La evaluación publicada no es un test final independiente. Solo se liberan train y test. Para iliquidez, VALI y TEST cargan el mismo test_df, de modo que early stopping selecciona el checkpoint con test. Para robo de identidad se calcula test loss en cada época y se elige sobre las propias etiquetas de test el umbral con mejor F1. Además, la codificación categórica se calcula tras concatenar train y test, y las ventanas de test se muestrean aleatoriamente sin semilla.
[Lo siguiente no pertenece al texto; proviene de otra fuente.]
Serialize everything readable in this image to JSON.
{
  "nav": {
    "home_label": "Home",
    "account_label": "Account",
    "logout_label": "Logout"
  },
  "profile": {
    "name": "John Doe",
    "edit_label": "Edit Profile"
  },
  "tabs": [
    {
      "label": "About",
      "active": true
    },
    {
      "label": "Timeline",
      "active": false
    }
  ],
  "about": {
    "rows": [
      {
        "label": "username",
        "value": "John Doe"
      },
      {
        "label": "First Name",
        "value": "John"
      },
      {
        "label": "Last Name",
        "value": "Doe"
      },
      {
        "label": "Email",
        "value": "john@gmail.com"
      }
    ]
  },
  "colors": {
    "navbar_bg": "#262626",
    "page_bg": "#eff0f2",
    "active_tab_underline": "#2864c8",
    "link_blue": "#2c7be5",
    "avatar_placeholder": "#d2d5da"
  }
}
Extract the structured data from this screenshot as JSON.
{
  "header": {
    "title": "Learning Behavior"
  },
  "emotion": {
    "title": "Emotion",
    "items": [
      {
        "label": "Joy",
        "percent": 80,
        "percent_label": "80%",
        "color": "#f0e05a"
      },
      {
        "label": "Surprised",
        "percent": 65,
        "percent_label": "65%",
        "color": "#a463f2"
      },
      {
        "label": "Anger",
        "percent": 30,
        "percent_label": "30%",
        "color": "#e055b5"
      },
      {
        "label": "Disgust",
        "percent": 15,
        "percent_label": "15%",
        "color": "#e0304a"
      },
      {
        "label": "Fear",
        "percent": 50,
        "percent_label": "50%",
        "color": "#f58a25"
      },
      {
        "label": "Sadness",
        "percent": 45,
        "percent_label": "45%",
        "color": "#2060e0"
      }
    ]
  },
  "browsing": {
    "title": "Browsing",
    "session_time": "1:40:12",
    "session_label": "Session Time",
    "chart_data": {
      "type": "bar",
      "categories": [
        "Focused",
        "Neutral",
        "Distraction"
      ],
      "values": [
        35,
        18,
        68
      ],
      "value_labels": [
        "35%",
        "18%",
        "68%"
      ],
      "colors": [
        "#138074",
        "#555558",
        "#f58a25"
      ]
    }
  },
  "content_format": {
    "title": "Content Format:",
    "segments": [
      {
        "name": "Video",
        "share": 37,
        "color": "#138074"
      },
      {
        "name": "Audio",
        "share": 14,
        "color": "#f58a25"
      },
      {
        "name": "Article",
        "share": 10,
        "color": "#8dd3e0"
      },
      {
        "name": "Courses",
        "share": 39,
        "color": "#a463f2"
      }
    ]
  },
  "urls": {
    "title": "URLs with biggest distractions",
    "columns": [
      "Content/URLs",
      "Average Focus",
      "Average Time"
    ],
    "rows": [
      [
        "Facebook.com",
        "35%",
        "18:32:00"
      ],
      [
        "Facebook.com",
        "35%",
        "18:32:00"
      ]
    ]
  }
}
El generador de fraude reemplaza un día legítimo por transacciones de un usuario sintético ilíquido, no añade un día, lo que puede introducir atajos propios de ese pool. Los resultados son exploratorios y probablemente optimistas. El release es grande y útil, código, 100.000 personas de entrada y aumentadas, ejemplos, datos raw y ocho parquets de tareas, pero carece de validación separada, logs completos, snapshots de estado, checks por evento, resultados, tests y CI. Sigue siendo un preprint arXiv v2 enviado a ICLR 2026; el registro público no aparece como aceptado.

Research question

Can a persona-conditioned LLM, combined with programmatic financial state rules, generate a large and useful synthetic corpus for comparing models on illiquidity prediction and identity theft segmentation?

Method

The system takes Nemotron personas, infers financial attributes with Llama-3.3-70B-Instruct and simulates daily plans and transactions with seven days of context. Python rules insert recurring events, payments and interest and update credit, debit and calendar/cadence signals. Postprocessing labels illiquid users and derives one- and three-month splits for classification and segmentation. Fifteen adapted architectures from Time-Series-Library are trained with balanced sampling or weighted BCE and F1 and AUC are reported; the public implementation reuses test during selection and thresholding.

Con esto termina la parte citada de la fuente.